From where should we even start? Our society has created these rules of not touching, not entering the kitchen, etc., just ask your elders, and you will be blown away by so many old tales that prove them. It is so deeply inculcated in the minds of a woman, that they feel shy and humiliated while talking about periods. This documentary shows the real picture of so many women who are hesitant even talk about or try a sanitary napkin or accept it as a natural process of producing a new life.
I still remember some years back when I had to go to the medical shop to purchase sanitary pads; I used to choose the least-crowded shop. I would silently whisper the name and shopkeeper, too, would wrap it in a newspaper and finally packing it in a black polythene, so that no one could see what drug I am going to smuggle across the streets. This is so deep-rooted that now when I go and freely ask for my brand, people around give me an awkward look, but I don’t care. I have to buy it— nobody is going to deliver it to my house.

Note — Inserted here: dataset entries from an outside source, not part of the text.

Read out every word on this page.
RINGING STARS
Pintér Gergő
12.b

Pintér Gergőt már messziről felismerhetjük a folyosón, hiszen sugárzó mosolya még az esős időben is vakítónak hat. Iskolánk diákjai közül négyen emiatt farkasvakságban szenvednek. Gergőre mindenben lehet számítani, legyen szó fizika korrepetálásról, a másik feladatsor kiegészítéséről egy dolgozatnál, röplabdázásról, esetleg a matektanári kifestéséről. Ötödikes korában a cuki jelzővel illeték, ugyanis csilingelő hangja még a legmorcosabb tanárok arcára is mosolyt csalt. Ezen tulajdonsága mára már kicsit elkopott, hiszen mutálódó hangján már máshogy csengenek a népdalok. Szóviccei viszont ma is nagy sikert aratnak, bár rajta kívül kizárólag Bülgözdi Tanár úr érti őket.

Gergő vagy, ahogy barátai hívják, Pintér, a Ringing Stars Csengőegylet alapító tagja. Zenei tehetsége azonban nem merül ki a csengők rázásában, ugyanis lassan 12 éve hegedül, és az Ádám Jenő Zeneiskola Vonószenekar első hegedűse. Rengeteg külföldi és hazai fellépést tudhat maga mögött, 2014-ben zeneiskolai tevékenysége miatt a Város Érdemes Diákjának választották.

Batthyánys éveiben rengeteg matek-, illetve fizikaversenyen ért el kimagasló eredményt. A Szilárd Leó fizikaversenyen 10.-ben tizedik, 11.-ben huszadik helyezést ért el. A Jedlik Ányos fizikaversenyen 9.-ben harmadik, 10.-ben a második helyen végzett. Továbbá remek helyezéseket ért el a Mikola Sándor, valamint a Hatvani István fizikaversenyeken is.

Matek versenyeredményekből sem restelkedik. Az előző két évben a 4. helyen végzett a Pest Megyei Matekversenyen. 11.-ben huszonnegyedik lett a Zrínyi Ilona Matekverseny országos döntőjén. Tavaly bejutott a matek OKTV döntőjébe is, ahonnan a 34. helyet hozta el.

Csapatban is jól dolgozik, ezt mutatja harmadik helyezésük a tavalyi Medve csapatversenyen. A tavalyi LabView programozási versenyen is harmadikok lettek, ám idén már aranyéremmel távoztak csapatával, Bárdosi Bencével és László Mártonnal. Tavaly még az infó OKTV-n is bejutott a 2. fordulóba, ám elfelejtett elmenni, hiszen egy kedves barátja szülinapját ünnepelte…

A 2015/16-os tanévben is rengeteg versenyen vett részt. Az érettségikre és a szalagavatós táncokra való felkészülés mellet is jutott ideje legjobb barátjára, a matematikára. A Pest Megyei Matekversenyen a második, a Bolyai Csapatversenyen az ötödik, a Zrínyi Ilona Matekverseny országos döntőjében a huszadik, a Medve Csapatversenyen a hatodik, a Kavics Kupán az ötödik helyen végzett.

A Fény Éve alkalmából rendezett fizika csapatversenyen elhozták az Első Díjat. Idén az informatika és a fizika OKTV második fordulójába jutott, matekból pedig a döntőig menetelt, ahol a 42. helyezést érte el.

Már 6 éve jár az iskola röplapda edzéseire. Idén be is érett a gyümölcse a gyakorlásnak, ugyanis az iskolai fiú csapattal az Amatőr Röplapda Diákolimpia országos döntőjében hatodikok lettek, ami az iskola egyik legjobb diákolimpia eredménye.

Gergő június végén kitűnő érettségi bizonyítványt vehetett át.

Can you believe that many girls leave their education in between just because they cannot cope up with periods and various beliefs surrounding it, or because they have no access to better facilities? We have come a long way, at least now we have mediums and means to come out of this stereotype, and spread awareness about periods. We stay in an urbanized, modern culture and live in ignorance, but the majority of our population is so unprivileged that they don’t even think about their basic rights.
A period is not a sin or a sign of impurity, we can’t let a few days of our entire month take away the many opportunities from our life. We cannot let girls in our country feel uncomfortable because of the lack of menstrual hygiene products and begrudge a natural phenomenon.
The red spot on a girl’s dress is not the stain we should be talking about—thinking of it as something unnatural, unholy and raising your eyebrows over it is what we need to get over. Let’s not sit on this thought; we can spread awareness right from our house, maids, relatives, friends to people living in rural areas. We can also join campaigns, talk about it, spread the word, donate or even start your own awareness project. Any step is a step towards betterment.